Quelques jours après cette attaque du 23 novembre contre la résidence de Nino, le général Tagmé déclarait avoir été pris pour cible par une « milice » de quelques centaines d’hommes, mise en place pour assurer la sécurité du président. Ce fut l’occasion pour le général Tagmé, d’envoyer ses troupes procéder au désarmement de ladite milice, ce qui se fit heureusement, sans violence.
Bien que majoritairement (pour ne pas dire exclusivement) PAIGC, l’actuel gouvernement semblait avoir néanmoins quelques difficultés à soumettre son programme de gouvernement à l’Assemblée nationale où le PAIGC dispose de 67 députés sur 100, ce qui fut finalement proposé pour le 26 février 2009.
Rappelons que Raimundo Pereira, le successeur constitutionnel du défunt Président (installé aussitôt malgré le boycott de la cérémonie par les députés du PRS), a été élu à la tête du parlement par 60 voix contre 37 pour Helder Proença (membre du Bureau politique du PAIGC, proche du défunt président et farouche adversaire de l’actuel Premier ministre) et qui a été ministre de la Défense du gouvernement de Aristides Gomes, mis en place au lendemain de l’élection du candidat indépendant Nino Vieira à la présidence de la République, en juin 2005 ; gouvernement dissout en mars 2007 au nom de l’éphémère Pacte National de Stabilité signé entre le PAIGC, le PRS et le PUSD.
Malgré les quelques difficultés du présent gouvernement liées aux divergences internes au PAIGC et aux positions extrémistes du PRS, et ce qui en apparaît comme une tare initiale (manque d’ouverture, pléthore de membres et réhabilitation de personnages très controversés), il faut bien reconnaître que certaines des toutes premières mesures prises, notamment par le ministre de l’Economie et des Finances, et dont le résultat se traduisait par le payement des salaires, avaient commencé à susciter beaucoup d’espoir parmi la population.
Enfin, tout observateur attentionné devrait pouvoir observer ces trois dernières années beaucoup de remous au sein des deux plus grandes formations politiques, le PAIGC et le PRS ; lesquels remous prennent hélas souvent la forme d’oppositions antagoniques pouvant aller jusqu’au blocage des institutions ; mais remous qui, également, prennent de plus en plus la forme de contestations du diktat de groupuscules très réfractaires à toute remise en cause du leadership ou du fonctionnement des instances de ces partis, contestations qui ont d’ailleurs motivé le recours en justice par certains militants du PRS (mai 2007), pour annulation des résolutions du dernier congrès de ce parti.

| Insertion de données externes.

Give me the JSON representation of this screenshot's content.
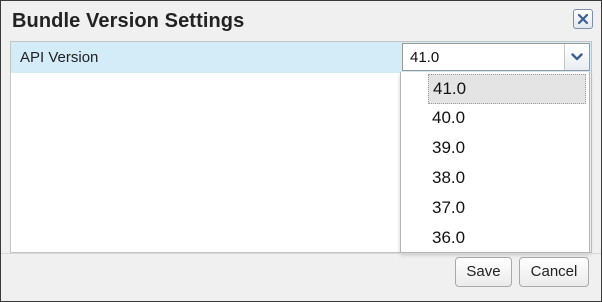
{
  "dialog": {
    "title": "Bundle Version Settings",
    "close_icon": "close-icon"
  },
  "settings": {
    "row_label": "API Version",
    "selected_value": "41.0",
    "dropdown_icon": "chevron-down-icon"
  },
  "dropdown": {
    "options": [
      "41.0",
      "40.0",
      "39.0",
      "38.0",
      "37.0",
      "36.0"
    ],
    "highlighted": "41.0"
  },
  "footer": {
    "save_label": "Save",
    "cancel_label": "Cancel"
  },
  "colors": {
    "row_highlight": "#d3ecf8",
    "dialog_background": "#f0f0f0",
    "icon_blue": "#3b5f93"
  }
}
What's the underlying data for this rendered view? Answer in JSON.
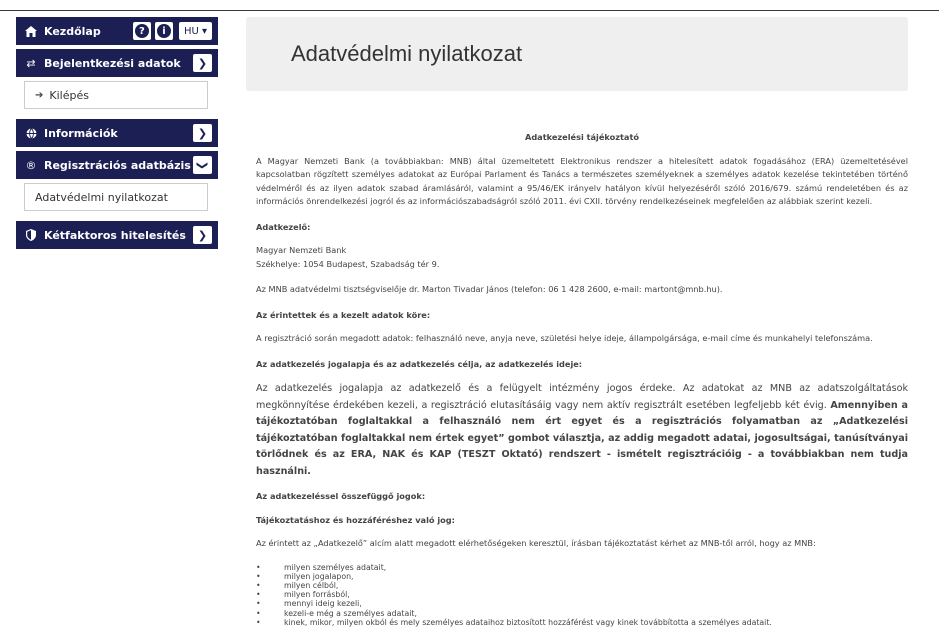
{
  "sidebar": {
    "home_label": "Kezdőlap",
    "help_glyph": "?",
    "info_glyph": "i",
    "lang_label": "HU ▾",
    "login_data_label": "Bejelentkezési adatok",
    "logout_label": "Kilépés",
    "info_label": "Információk",
    "registry_label": "Regisztrációs adatbázis",
    "privacy_label": "Adatvédelmi nyilatkozat",
    "twofactor_label": "Kétfaktoros hitelesítés",
    "chevron_right": "❯",
    "chevron_down": "❯"
  },
  "page": {
    "title": "Adatvédelmi nyilatkozat"
  },
  "content": {
    "title": "Adatkezelési tájékoztató",
    "intro": "A Magyar Nemzeti Bank (a továbbiakban: MNB) által üzemeltetett Elektronikus rendszer a hitelesített adatok fogadásához (ERA) üzemeltetésével kapcsolatban rögzített személyes adatokat az Európai Parlament és Tanács a természetes személyeknek a személyes adatok kezelése tekintetében történő védelméről és az ilyen adatok szabad áramlásáról, valamint a 95/46/EK irányelv hatályon kívül helyezéséről szóló 2016/679. számú rendeletében és az információs önrendelkezési jogról és az információszabadságról szóló 2011. évi CXII. törvény rendelkezéseinek megfelelően az alábbiak szerint kezeli.",
    "controller_heading": "Adatkezelő:",
    "controller_name": "Magyar Nemzeti Bank",
    "controller_seat": "Székhelye: 1054 Budapest, Szabadság tér 9.",
    "dpo": "Az MNB adatvédelmi tisztségviselője dr. Marton Tivadar János (telefon: 06 1 428 2600, e-mail: martont@mnb.hu).",
    "scope_heading": "Az érintettek és a kezelt adatok köre:",
    "scope_text": "A regisztráció során megadott adatok: felhasználó neve, anyja neve, születési helye ideje, állampolgársága, e-mail címe és munkahelyi telefonszáma.",
    "basis_heading": "Az adatkezelés jogalapja és az adatkezelés célja, az adatkezelés ideje:",
    "basis_text": "Az adatkezelés jogalapja az adatkezelő és a felügyelt intézmény jogos érdeke. Az adatokat az MNB az adatszolgáltatások megkönnyítése érdekében kezeli, a regisztráció elutasításáig vagy nem aktív regisztrált esetében legfeljebb két évig.",
    "basis_bold": "Amennyiben a tájékoztatóban foglaltakkal a felhasználó nem ért egyet és a regisztrációs folyamatban az „Adatkezelési tájékoztatóban foglaltakkal nem értek egyet” gombot választja, az addig megadott adatai, jogosultságai, tanúsítványai törlődnek és az ERA, NAK és KAP (TESZT Oktató) rendszert - ismételt regisztrációig - a továbbiakban nem tudja használni.",
    "rights_heading": "Az adatkezeléssel összefüggő jogok:",
    "access_heading": "Tájékoztatáshoz és hozzáféréshez való jog:",
    "access_text": "Az érintett az „Adatkezelő” alcím alatt megadott elérhetőségeken keresztül, írásban tájékoztatást kérhet az MNB-től arról, hogy az MNB:",
    "bullets": [
      "milyen személyes adatait,",
      "milyen jogalapon,",
      "milyen célból,",
      "milyen forrásból,",
      "mennyi ideig kezeli,",
      "kezeli-e még a személyes adatait,",
      "kinek, mikor, milyen okból és mely személyes adataihoz biztosított hozzáférést vagy kinek továbbította a személyes adatait."
    ]
  }
}
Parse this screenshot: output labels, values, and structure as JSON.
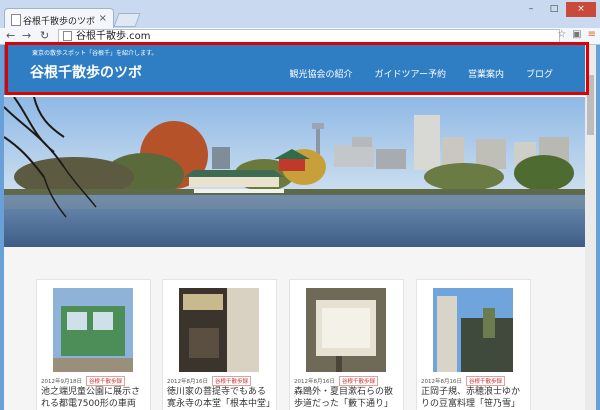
{
  "browser": {
    "tab_title": "谷根千散歩のツボ",
    "url": "谷根千散歩.com"
  },
  "site": {
    "tagline": "東京の散歩スポット「谷根千」を紹介します。",
    "logo": "谷根千散歩のツボ",
    "nav": [
      "観光協会の紹介",
      "ガイドツアー予約",
      "営業案内",
      "ブログ"
    ]
  },
  "posts": [
    {
      "date": "2012年9月18日",
      "tag": "谷根千散歩録",
      "excerpt": "池之端児童公園に展示される都電7500形の車両"
    },
    {
      "date": "2012年8月16日",
      "tag": "谷根千散歩録",
      "excerpt": "徳川家の菩提寺でもある寛永寺の本堂「根本中堂」"
    },
    {
      "date": "2012年8月16日",
      "tag": "谷根千散歩録",
      "excerpt": "森鴎外・夏目漱石らの散歩道だった「藪下通り」"
    },
    {
      "date": "2012年8月16日",
      "tag": "谷根千散歩録",
      "excerpt": "正岡子規、赤穂浪士ゆかりの豆富料理「笹乃雪」"
    }
  ],
  "colors": {
    "header": "#2f7ec4",
    "highlight": "#e00000",
    "badge": "#d03030"
  }
}
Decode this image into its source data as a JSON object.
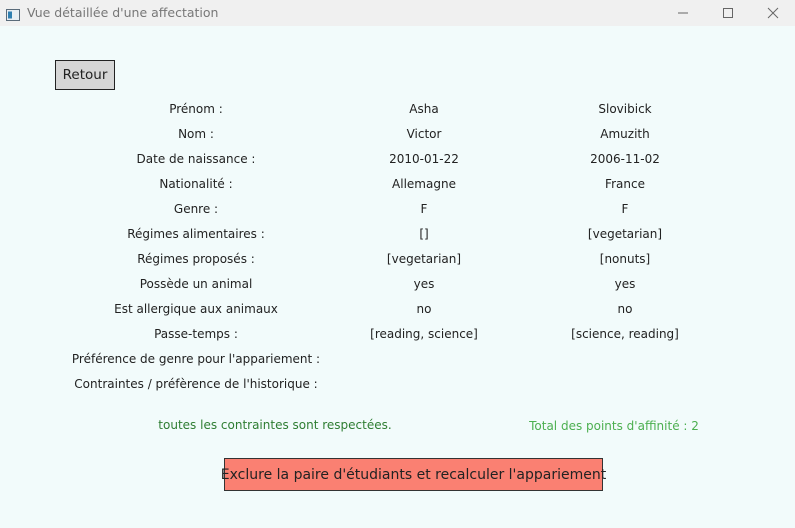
{
  "window": {
    "title": "Vue détaillée d'une affectation",
    "app_icon": "window-app-icon",
    "controls": [
      "minimize-icon",
      "maximize-icon",
      "close-icon"
    ]
  },
  "back_button": {
    "label": "Retour"
  },
  "rows": [
    {
      "label": "Prénom :",
      "student1": "Asha",
      "student2": "Slovibick"
    },
    {
      "label": "Nom :",
      "student1": "Victor",
      "student2": "Amuzith"
    },
    {
      "label": "Date de naissance :",
      "student1": "2010-01-22",
      "student2": "2006-11-02"
    },
    {
      "label": "Nationalité :",
      "student1": "Allemagne",
      "student2": "France"
    },
    {
      "label": "Genre :",
      "student1": "F",
      "student2": "F"
    },
    {
      "label": "Régimes alimentaires :",
      "student1": "[]",
      "student2": "[vegetarian]"
    },
    {
      "label": "Régimes proposés :",
      "student1": "[vegetarian]",
      "student2": "[nonuts]"
    },
    {
      "label": "Possède un animal",
      "student1": "yes",
      "student2": "yes"
    },
    {
      "label": "Est allergique aux animaux",
      "student1": "no",
      "student2": "no"
    },
    {
      "label": "Passe-temps :",
      "student1": "[reading, science]",
      "student2": "[science, reading]"
    },
    {
      "label": "Préférence de genre pour l'appariement :",
      "student1": "",
      "student2": ""
    },
    {
      "label": "Contraintes / préfèrence de l'historique :",
      "student1": "",
      "student2": ""
    }
  ],
  "status": {
    "constraints": "toutes les contraintes sont respectées.",
    "affinity": "Total des points d'affinité : 2",
    "colors": {
      "ok": "#2e7d32",
      "affinity": "#4caf50"
    }
  },
  "exclude_button": {
    "label": "Exclure la paire d'étudiants et recalculer l'appariement",
    "color": "#fa8072"
  }
}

N’y a-t-il pas là les signes d’un début de revendication de la démocratie interne ?
Cependant, les positions d’un parti politique comme le PRS (dont les 28 députés avaient boycotté la cérémonie d’installation du président par intérim et dont le leader, Kumba Yala, aurait déclaré qu’ayant été le dernier président démocratiquement élu le pouvoir devrait lui revenir), ainsi que l’absence notoire de discipline au sein du PAIGC dont trois membres éminents voulaient à la fois le présidence du Parlement, indiquent la difficulté qu’il peut y avoir à « pacifier » l’espace politique bissau-guinéen.

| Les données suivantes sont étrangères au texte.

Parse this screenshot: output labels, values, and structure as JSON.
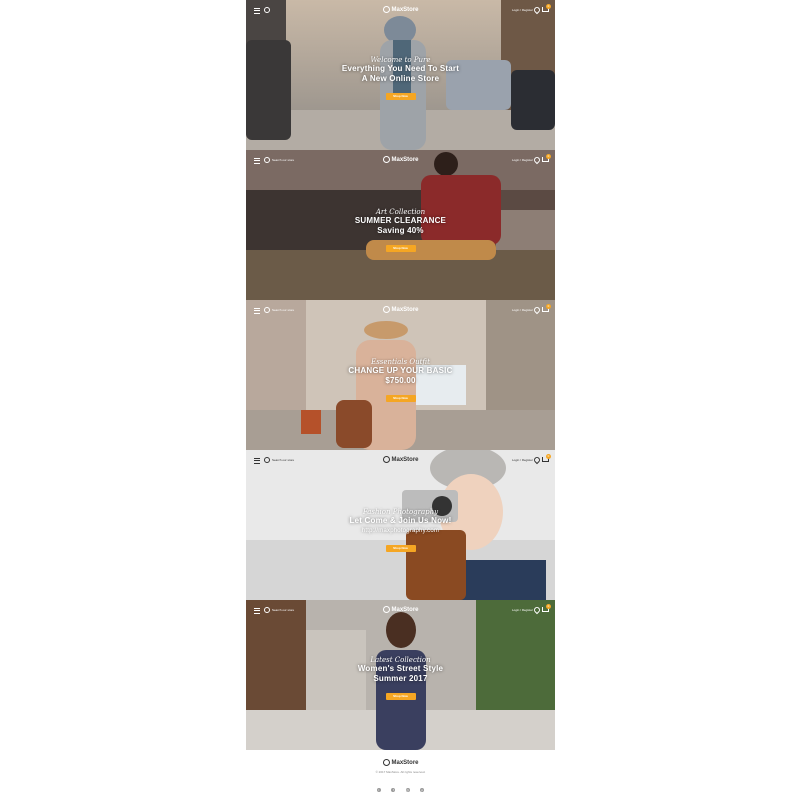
{
  "brand": {
    "name": "MaxStore"
  },
  "header": {
    "search_placeholder": "Search our store",
    "account_label": "Login / Register",
    "cart_count": "0"
  },
  "slides": [
    {
      "script": "Welcome to Pure",
      "lines": [
        "Everything You Need To Start",
        "A New Online Store"
      ],
      "button": "Shop Now"
    },
    {
      "script": "Art Collection",
      "lines": [
        "SUMMER CLEARANCE",
        "Saving 40%"
      ],
      "button": "Shop Now"
    },
    {
      "script": "Essentials Outfit",
      "lines": [
        "CHANGE UP YOUR BASIC",
        "$750.00"
      ],
      "button": "Shop Now"
    },
    {
      "script": "Fashion Photography",
      "lines": [
        "Let Come & Join Us Now!",
        "http://maxphotography.com"
      ],
      "button": "Shop Now"
    },
    {
      "script": "Latest Collection",
      "lines": [
        "Women's Street Style",
        "Summer 2017"
      ],
      "button": "Shop Now"
    }
  ],
  "footer": {
    "copyright": "© 2017 MaxStore. All rights reserved.",
    "social": [
      "twitter-icon",
      "facebook-icon",
      "instagram-icon",
      "pinterest-icon"
    ]
  },
  "colors": {
    "accent": "#f5a623"
  }
}
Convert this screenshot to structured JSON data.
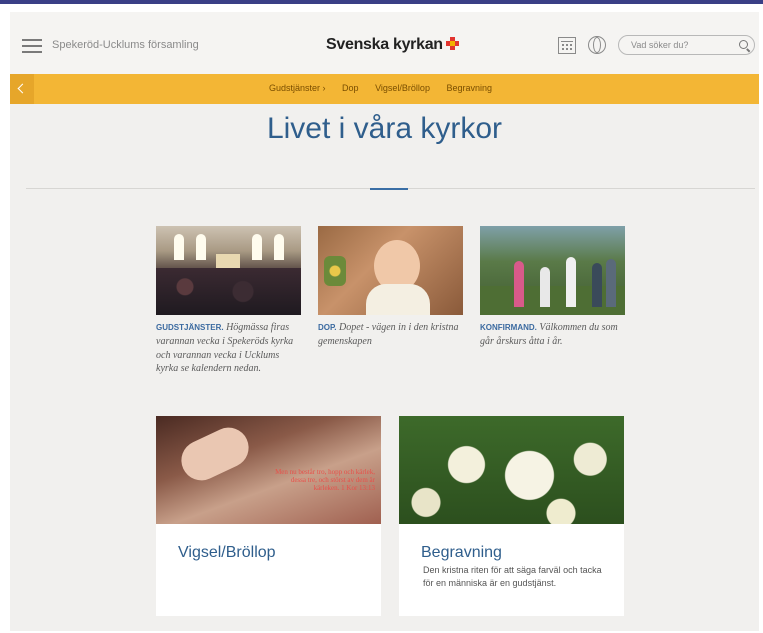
{
  "header": {
    "parish": "Spekeröd-Ucklums församling",
    "brand": "Svenska kyrkan",
    "search_placeholder": "Vad söker du?"
  },
  "nav": {
    "items": [
      "Gudstjänster",
      "Dop",
      "Vigsel/Bröllop",
      "Begravning"
    ]
  },
  "main": {
    "title": "Livet i våra kyrkor",
    "cards": [
      {
        "label": "GUDSTJÄNSTER.",
        "text": "Högmässa firas varannan vecka i Spekeröds kyrka och varannan vecka i Ucklums kyrka se kalendern nedan."
      },
      {
        "label": "DOP.",
        "text": "Dopet - vägen in i den kristna gemenskapen"
      },
      {
        "label": "KONFIRMAND.",
        "text": "Välkommen du som går årskurs åtta i år."
      }
    ],
    "big_cards": [
      {
        "title": "Vigsel/Bröllop",
        "desc": "",
        "verse": "Men nu består tro, hopp och kärlek, dessa tre, och störst av dem är kärleken. 1 Kor 13:13"
      },
      {
        "title": "Begravning",
        "desc": "Den kristna riten för att säga farväl och tacka för en människa är en gudstjänst."
      }
    ]
  },
  "colors": {
    "accent_yellow": "#f3b635",
    "title_blue": "#2f5e8c",
    "brand_red": "#e2342f"
  },
  "icons": [
    "hamburger-icon",
    "calendar-icon",
    "globe-icon",
    "search-icon",
    "back-arrow-icon"
  ]
}
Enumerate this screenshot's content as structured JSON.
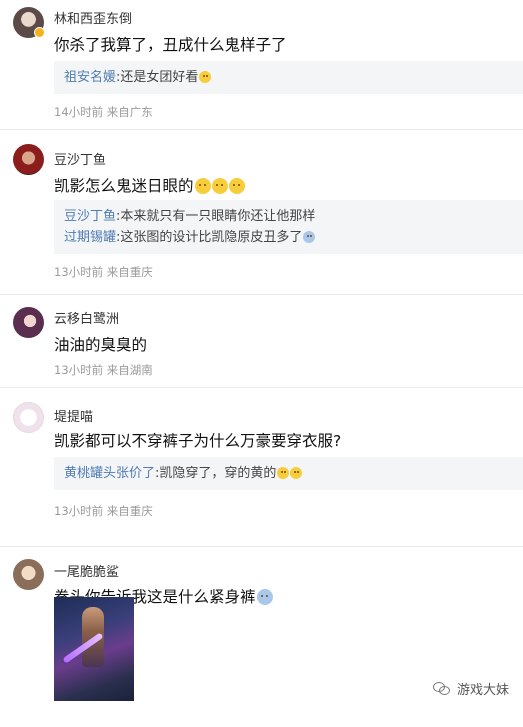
{
  "comments": [
    {
      "username": "林和西歪东倒",
      "text": "你杀了我算了，丑成什么鬼样子了",
      "replies": [
        {
          "name": "祖安名媛",
          "sep": ":",
          "text": "还是女团好看"
        }
      ],
      "meta": "14小时前 来自广东"
    },
    {
      "username": "豆沙丁鱼",
      "text": "凯影怎么鬼迷日眼的",
      "replies": [
        {
          "name": "豆沙丁鱼",
          "sep": ":",
          "text": "本来就只有一只眼睛你还让他那样"
        },
        {
          "name": "过期锡罐",
          "sep": ":",
          "text": "这张图的设计比凯隐原皮丑多了"
        }
      ],
      "meta": "13小时前 来自重庆"
    },
    {
      "username": "云移白鹭洲",
      "text": "油油的臭臭的",
      "meta": "13小时前 来自湖南"
    },
    {
      "username": "堤提喵",
      "text": "凯影都可以不穿裤子为什么万豪要穿衣服?",
      "replies": [
        {
          "name": "黄桃罐头张价了",
          "sep": ":",
          "text": "凯隐穿了，穿的黄的"
        }
      ],
      "meta": "13小时前 来自重庆"
    },
    {
      "username": "一尾脆脆鲨",
      "text": "拳头你告诉我这是什么紧身裤"
    }
  ],
  "watermark": {
    "icon": "wechat-icon",
    "text": "游戏大妹"
  },
  "colors": {
    "reply_name": "#4f7cb3",
    "meta": "#9a9a9a",
    "quote_bg": "#f4f5f7"
  }
}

2- Des relations interpersonnelles exécrables qui ont rendu le pays « ingouvernable »
L’inimitié bien connue entre le défunt président Nino et l’actuel Premier ministre Carlos Gomes Junior, dont la raison serait, selon Nino Vieira lui-même, un accaparement de ses biens par ce dernier pendant ces longues années d’exil, semble avoir eu ses prolongements dans le Parlement où les jeux d’alliance entre les députés du PRS et les « exclus » du PAIGC (ou groupe de Nino) pourrait rendre plus compliquée la gouvernance du pays.

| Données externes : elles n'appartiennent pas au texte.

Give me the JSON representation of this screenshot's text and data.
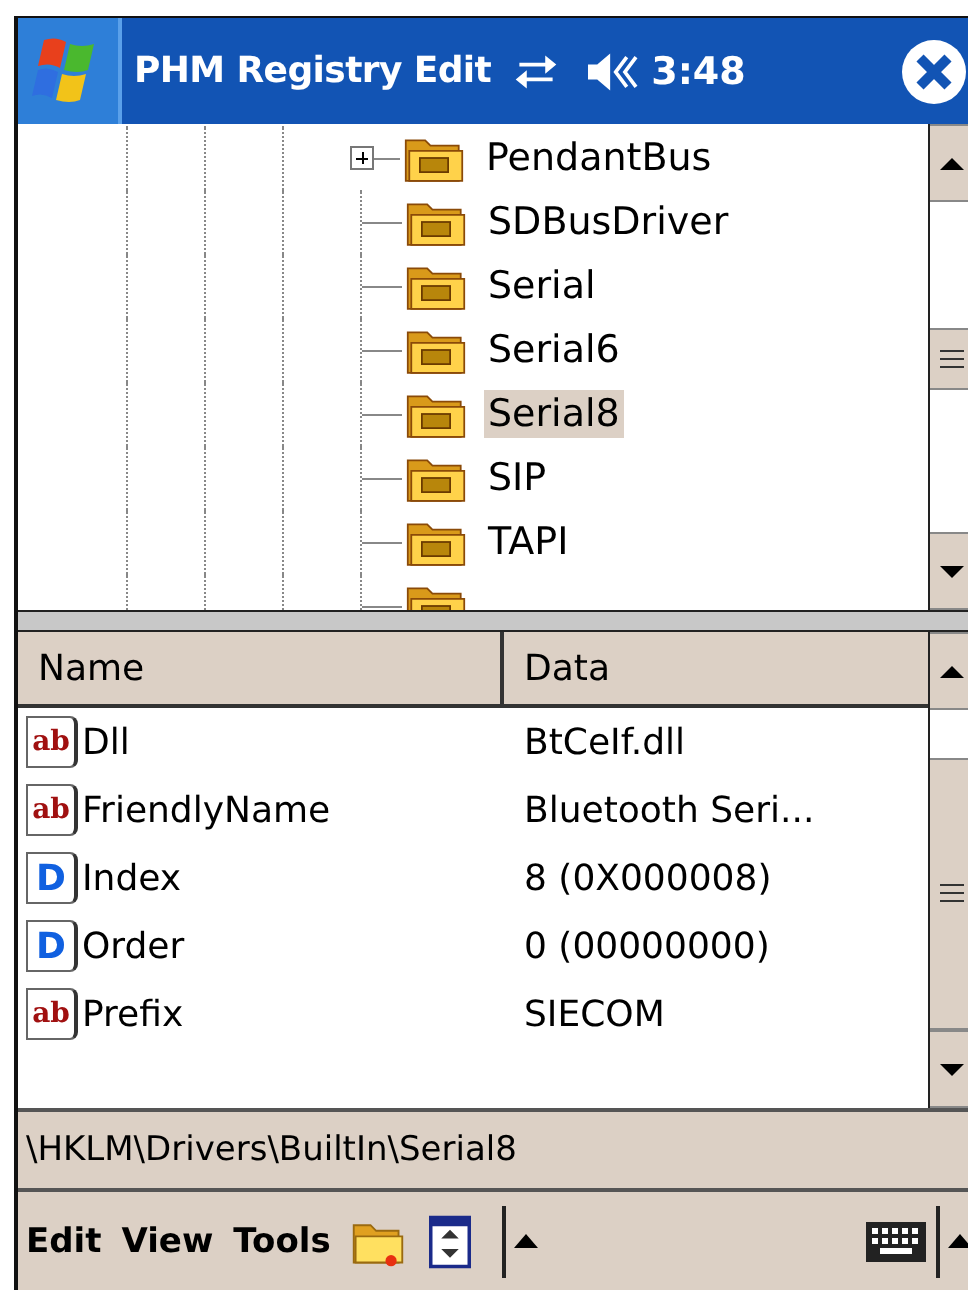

Rappelons que cette inimitié avait atteint un point tel que Carlos Gomes Junior ne s’était pas privé d’accuser publiquement le président Nino d’avoir été le commanditaire de l’assassinat de Lamine Sanha, ce qui lui avait valu un mandat d’amener auquel il n’a pu échapper qu’en allant se réfugier pendant plus d’une semaine dans les locaux de la représentation des Nations Unies à Bissau. C’est d’ailleurs en cette circonstance que le Président Nino avait publiquement mis le différend entre lui et Carlos Gomes sur le compte de cette « trahison en affaires ».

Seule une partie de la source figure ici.